1. Not running the numbers: It’s important to understand how much home you can afford to buy and whether home ownership might preclude you from addressing other important financial issues in your life. Use this great rent vs. buy calculator from the New York Times — renting might still be the better deal in your area. And don’t forget to add in a line item for ongoing upkeep. A good rule of thumb is to include one percent of your purchase price as an annual budget amount for repair and maintenance.

2. Not correcting credit report mistakes: If you have not done so in a while, go to AnnualCreditReport.com and request your free copy. It’s important to correct any errors on the report before you start the mortgage process.

3. Waiting too long to get pre-approved for a mortgage: The mortgage process requires plenty of time (up to 90 days in some cases), patience and follow-through. Start early, compare apples to apples and ask the broker to itemize the total costs that you should expect to pay.

4. Going it alone: As much as everyone complains about realtors, it’s tough to go through the home buying process alone. In some markets, buyers’ brokers are available, but the most important qualities in brokers are: honesty, experience, good connections with other agents; and good referrals from buyers like you. Remember that most agents represent the seller, not the buyer.

5. Getting too attached to a property: As my mother, a realtor, likes to say: “A house is like a man…there’s more than one for you in the world!” Some buyers get so attached to a particular home, that they end up blowing their budget or becoming disheartened if they lose the property. Buck up—there are lots of properties out there!

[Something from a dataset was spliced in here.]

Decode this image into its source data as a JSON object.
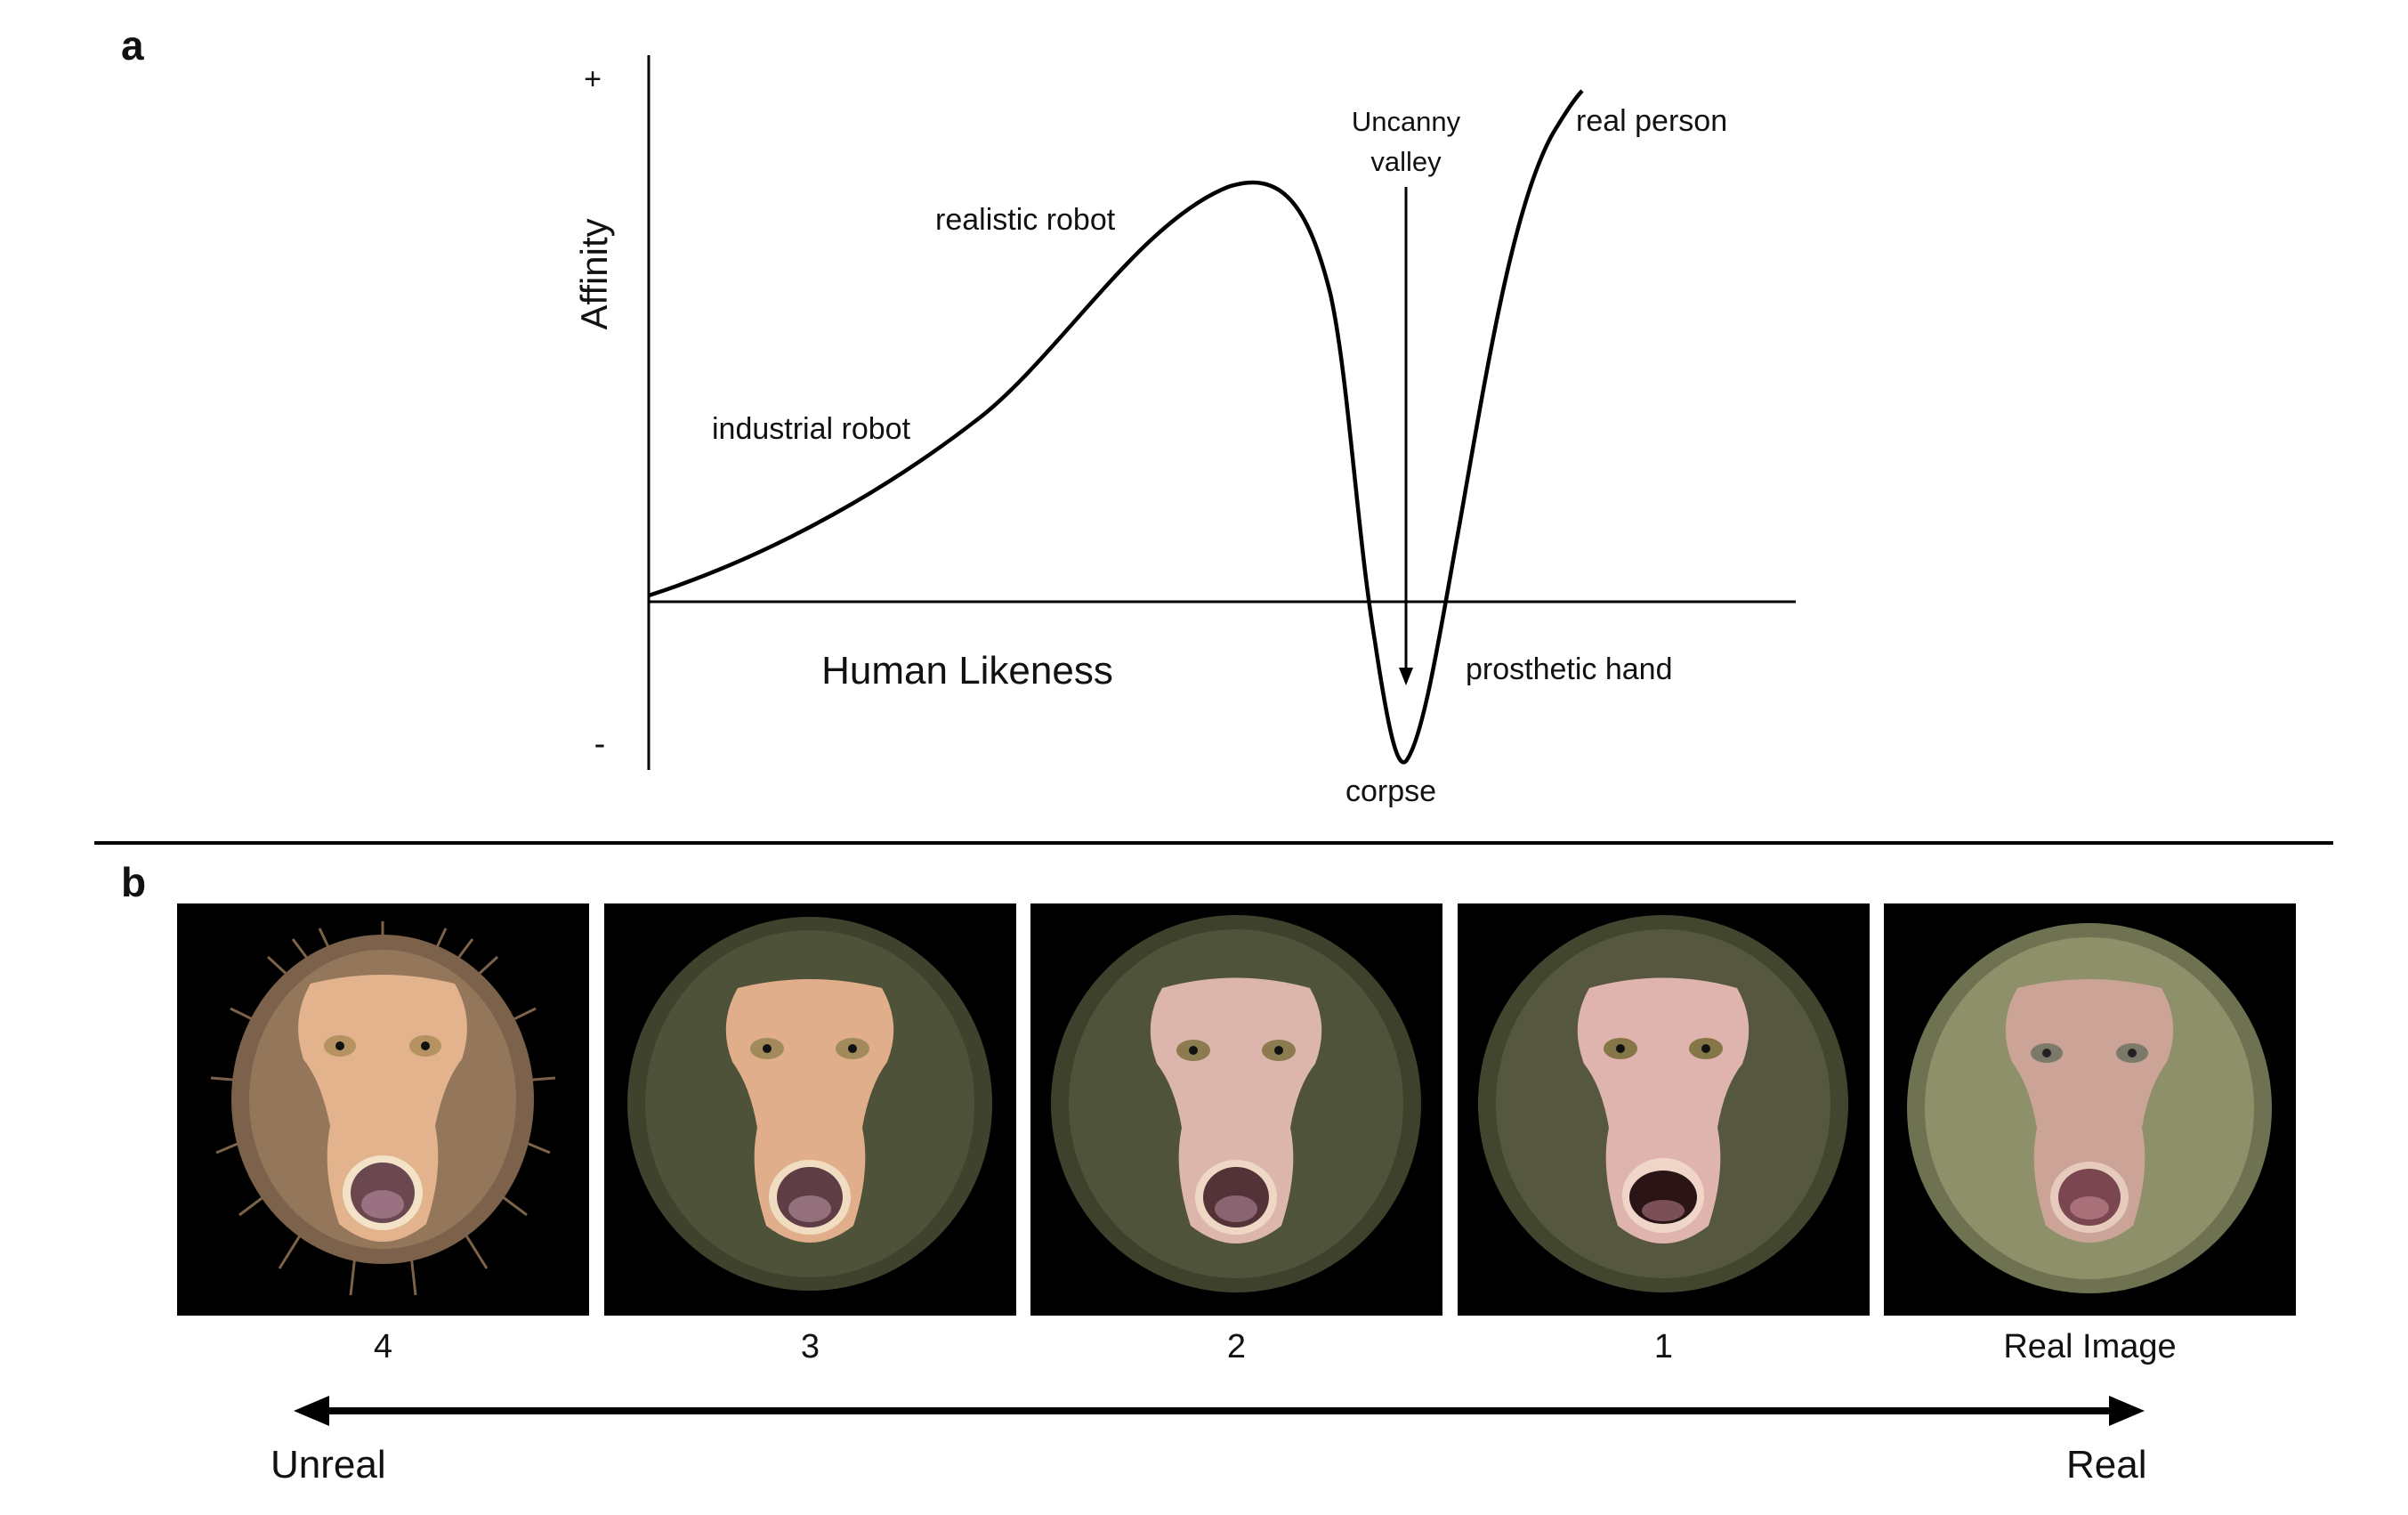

6. Failing to include a contingency clause in the contract/having too many contingencies. One of the most common contingency clauses is one that is related to securing a mortgage. The clause protects you if the loan falls through or the appraisal price comes in much higher than the purchase price. Should one of these events occur, the seller would refund your down payment. Without the clause, you can lose that money and still be obligated to buy the house. On the other hand, if your offer is loaded up with contingencies, you may spook the seller.

7. Not hiring a real estate attorney: This is a major transaction, so don’t cheap out when it comes to legal fees. Even if your mortgage company provides a lawyer, hire your own to draft all of the necessary documents and to ensure that your interests are being represented at every step of the process.

8. Blowing off the home inspection: Think you’ve found your dream house? Maybe, but unless you have an engineer walk through the premises with you, you might be buying a new roof in a couple of years. Don’t get freaked out if a problem arises during the inspection–remember that it can often be solved with a simple adjustment in price.

9. Assuming foreclosures are great deals: The pace of foreclosure sales is slowing down, but in case you run across what you think is a gem, remember that the property likely has been unoccupied for a while and could need major repairs.

10. Buying a home based on a “The Best/Worst Places to Retire” list: These compilations provide great headlines and may even help guide you, but they can’t possibly take into account the details of your personal situation.